Não, uma “Eva” Mitocondrial não é a Primeira Fêmea numa Espécie
Recentemente, os investigadores fizeram ondas com o anúncio de que tinham encontrado a mãe de todos os cachalotes: ou seja, a fêmea de quem descendem todos os cachalotes modernos. “Os cachalotes têm uma ‘Eva'”, correram as manchetes das notícias, capitalizando sobre a ideia bíblica da “primeira mulher”. A ideia de uma “Eva” mitocondrial não é nova; os investigadores usam-na frequentemente para se referirem à primeira ancestral genética feminina de uma espécie. O problema é que a maioria das pessoas não compreende exactamente o que o termo significa, pensando que significa a primeira fêmea de uma espécie.
De facto, o cachalote “Eva” surgiu muito mais tarde do que o primeiro cachalote. Ao examinar 1.600 cachalotes em todo o mundo, os investigadores supuseram que esta magnífica matriarca surgiu há cerca de 10.000-80.000 anos atrás. Entretanto, o registo fóssil de cachalotes situa-os milhões de anos atrás.
“Não estamos a dizer que havia apenas uma fêmea a nadar à volta do oceano nessa altura e de repente todos estes cachalotes surgiram dela”, diz Alana Alexander, uma investigadora pós-doutorada do Instituto de Biodiversidade da Universidade do Kansas e principal autora do estudo, ao Smithsonian.com. Em vez disso, esta chamada Eva “foi uma das muitas fêmeas, mas por acaso foi a única que passou o ADN mitocondrial de uma forma ininterrupta de fêmea para fêmea”
Para aqueles que são novos no debate: uma “Eva mitocondrial” refere-se ao ADN mitocondrial, o código genético único que é passado de fêmea para fêmea. O ADN mitocondrial, que é responsável pelo metabolismo energético, é isolado do resto do nosso ADN, sentado sozinho no seu próprio recipiente. Os investigadores acreditam que em algum momento precoce da nossa evolução, o organismo de célula única que é o nosso antepassado mais antigo engoliu outra bactéria, e eventualmente os dois desenvolveram lentamente uma relação simbiótica que continua até aos nossos dias. Essa bactéria tornou-se a primeira mitocôndria.

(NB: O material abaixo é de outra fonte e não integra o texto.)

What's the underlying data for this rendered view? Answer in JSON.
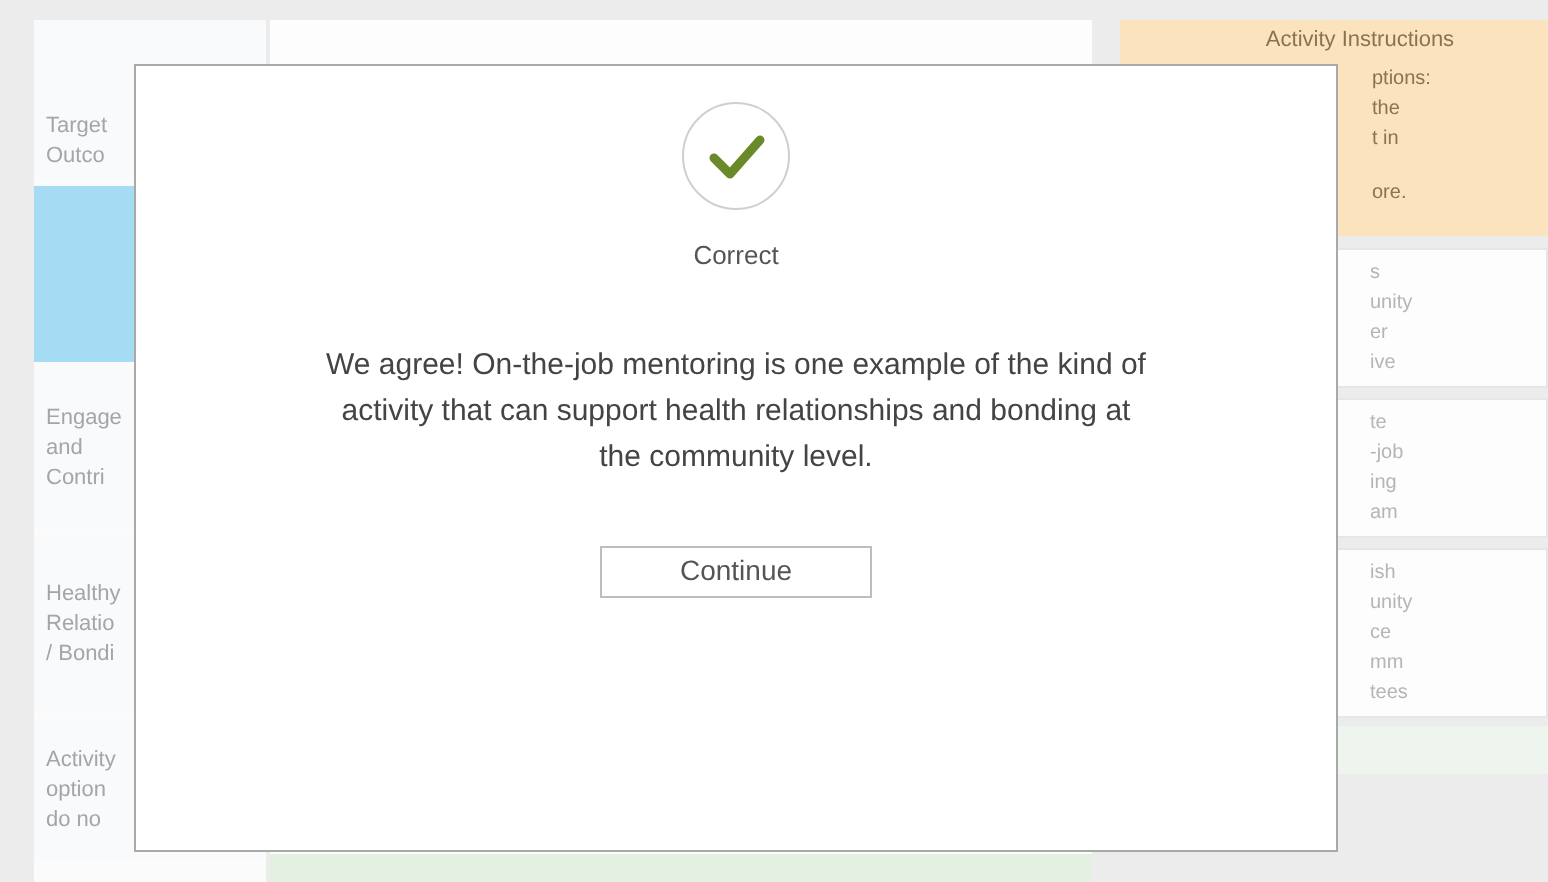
{
  "background": {
    "left_column": [
      {
        "lines": [
          "Target",
          "Outco"
        ],
        "selected": false
      },
      {
        "selected": true
      },
      {
        "lines": [
          "Engage",
          "and",
          "Contri"
        ],
        "selected": false
      },
      {
        "lines": [
          "Healthy",
          "Relatio",
          "/ Bondi"
        ],
        "selected": false
      },
      {
        "lines": [
          "Activity",
          "option",
          "do no"
        ],
        "selected": false
      }
    ],
    "instructions_title": "Activity Instructions",
    "instructions": [
      "ptions:",
      "the",
      "t in",
      "ore."
    ],
    "cards": [
      {
        "lines": [
          "s",
          "unity",
          "er",
          "ive"
        ]
      },
      {
        "lines": [
          "te",
          "-job",
          "ing",
          "am"
        ]
      },
      {
        "lines": [
          "ish",
          "unity",
          "ce",
          "mm",
          "tees"
        ]
      }
    ]
  },
  "dialog": {
    "correct": true,
    "status": "Correct",
    "message": "We agree! On-the-job mentoring is one example of the kind of activity that can support health relationships and bonding at the community level.",
    "button": "Continue"
  }
}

Se quisermos regressar à Eva biológica real, teremos de procurar o antepassado da nossa mitocôndria, diz Roger Bull, um assistente sénior de investigação no laboratório de biodiversidade molecular do Museu da Natureza do Canadá. “Se alguma vez existiu um organismo que deveria ser considerado a Eva mitocondrial, é aquela pequena e despretensiosa célula que engoliu uma célula mais pequena para fazer uma equipa biológica imbatível: o antepassado dos dinossauros, árvores, borboletas, (mesmo) Donald Trump”, diz Bull num e-mail.
Em quase todos os organismos multicelulares, o ADN mitocondrial é passado pela linha matrilinear de geração em geração. Este facto é extremamente útil para os investigadores, que podem utilizar estes biomarcadores de ADN para traçar a história matrilinear de uma espécie. Também é muito útil para si, se for uma senhora: Significa que as mitocôndrias em cada célula do seu corpo podem ser rastreadas até à sua tatara-tatara-vovó. Infelizmente, enquanto as mães também passam o seu ADN mitocondrial aos homens, esses filhos não podem passar esse ADN aos seus próprios filhos.
Nos anos 80, quando o conceito de uma Eva mitocondrial começou a proliferar nos meios de comunicação social populares, provocou instantaneamente um grau de puxão de cabelo entre os investigadores. “O uso do termo foi uma má interpretação, dado que a investigação era sobre o mais recente antepassado mitocondrial comum de todos os humanos vivos … não sobre a primeira mulher humana de sempre”, diz Bull.